– А если нет? – Эл внимательно посмотрел на меня. – Если это правда?
Я отвел взгляд:
– Тогда я подвожу не только себя, но и… всех.
Эл слегка наклонил голову. Я не умел еще читать выражения лиц, но что-то в его позе вызывало у меня спокойствие.
– Это нормально – скучать по комфорту, – мягко сказал старик. – Но заметь: ты говоришь не «хочу вернуться», а «не могу». Значит, какая-то часть тебя хочет идти дальше, узнавать новое.
Я молчал, понимая, что мне сильно не хватало такого разговора. Настоящего, теплого, дружеского. Эл тоже долго молчал, а после неожиданно прервал тишину:
– Знаешь, что отличает человека от машины? – Эл говорил медленно, с акцентами. Как будто долго думал, что мне сказать, чтобы это на меня подействовало. – Машина ищет ответы. Человек задаёт вопросы.
Я лишь отчаянно усмехнулся.
– А если вопросы причиняют боль? – В сознании пронеслись веселые вечера в симуляциях. – Куда меня привели эти вопросы? – сказал я, возможно, с большей злостью, чем испытывал на самом деле.
– Значит, эти вопросы очень важные, – в его голосе не было ни капли сомнения.
Его слова повторялись у меня в голове. Я смотрел на качающиеся верхушки деревьев, пытаясь осмыслить услышанное. Может, он прав? Может, именно эта боль и помогает мне двигаться дальше?
Какое-то время мы просто молчали, и это было приятное, теплое молчание. Постепенно тревожные мысли отступали, сменяясь любопытством к человеку, который мне становится другом.
– Эл, вы же родились до внедрения НЭИ, почему вы не подключились?
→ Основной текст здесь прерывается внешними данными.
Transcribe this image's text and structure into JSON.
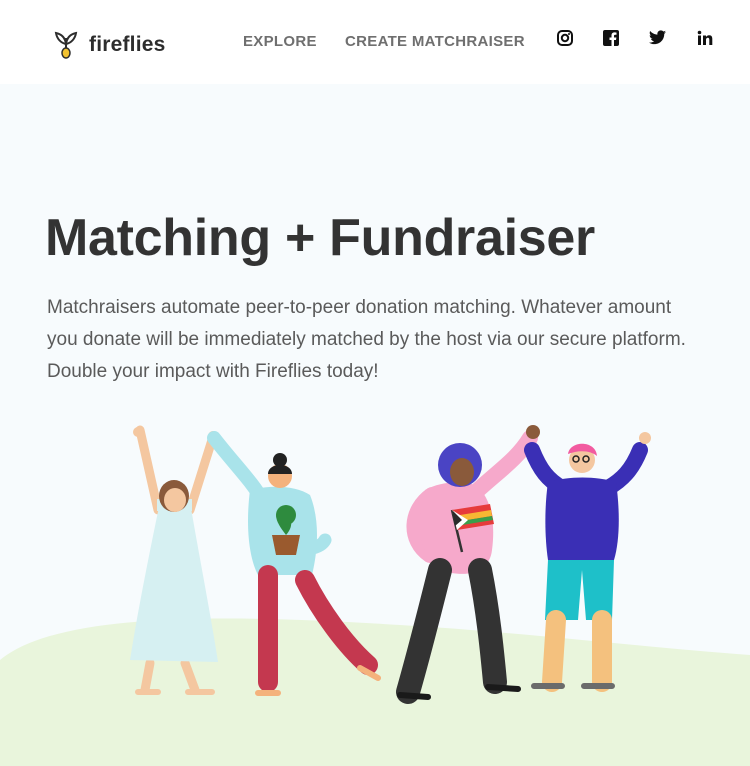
{
  "header": {
    "brand": "fireflies",
    "nav": [
      {
        "label": "EXPLORE"
      },
      {
        "label": "CREATE MATCHRAISER"
      }
    ],
    "social_icons": [
      "instagram-icon",
      "facebook-icon",
      "twitter-icon",
      "linkedin-icon"
    ]
  },
  "hero": {
    "title": "Matching + Fundraiser",
    "description": "Matchraisers automate peer-to-peer donation matching. Whatever amount you donate will be immediately matched by the host via our secure platform. Double your impact with Fireflies today!"
  },
  "colors": {
    "background": "#f7fbfd",
    "header": "#ffffff",
    "ground": "#e9f5dc",
    "title": "#333333",
    "text": "#5a5a5a",
    "nav": "#6f6f6f"
  }
}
– Это прозвучит странно, но я просто брезгую, мне противно. Сама идея внедрения чего-то искусственного в мое тело, – он слегка поморщился. – Мне эстетически не нравится думать, что во мне что-то инородное, чужое. Я понимаю, многие приходили в поселение из высоких убеждений, борьба за человечность, а я… просто не смог переступить через свою природу, был среди них белой вороной, – он тихо рассмеялся.
– Белой вороной?
– Ах да, прости, – Эл мягко улыбнулся. – Это старое выражение. Так называли тех, кто отличался от остальных. Только знаешь, быть другим – это не всегда плохо. Иногда это значит просто оставаться собой. Ты в каком-то смысле тоже белая ворона.
Его слова странным образом успокоили. Я огляделся вокруг, разглядывая редких прохожих на аллеях парка. Интересно, кто все эти люди, выбравшие жизнь без НЭИ?
– Тут в поселении все ученые?
– В начале почти так и было. Есть отдельные поселения из ученых, куда все уехали позже. Здесь же сборище из разных поселений – кто не хотел жить только с учеными. У нас и музыканты, и художники, и просто добрые люди – это ценней, чем может показаться. Возможно, тебе стоило изучить вопрос получше и направиться туда. Но там бы ты не встретил меня, – старик явно радовался, когда это говорил.
Он внимательно посмотрел на меня, словно взвешивая что-то в своей голове, и спросил:
– Ты действительно был счастлив там, в своем искусственном раю?
Я долго молчал, глядя на закатное небо. И наконец произнес:
– Да. Но и я не знаю. Я даже не уверен, что понимаю, что такое настоящее счастье. Я отключился, прошло время – и вот я живу эту жизнь, разговариваю, ем. Хуже ли? Да, мне много чего не хватает, это правда. Я страдаю от недостатка, но не это приносит мне больше негативных эмоций – скорее я устал от боли, тяжести, отчаяния.
– И ты всё ещё не в городе, не вернулся. Где-то в глубине ты как раз понимаешь – с тобой происходит что-то важное сейчас. Осталось понять что. И в следующий раз, будь добр – просто постучись ко мне, не нужно сидеть одному в таком настроении.
В его словах была особая мудрость – он говорил не со мной, а с тем, что таилось где-то глубоко внутри. После этих слов теплота начала разливаться по моему телу, и я осознал, что как бы тяжело ни было дальше – я не вернусь, пока не найду ответы.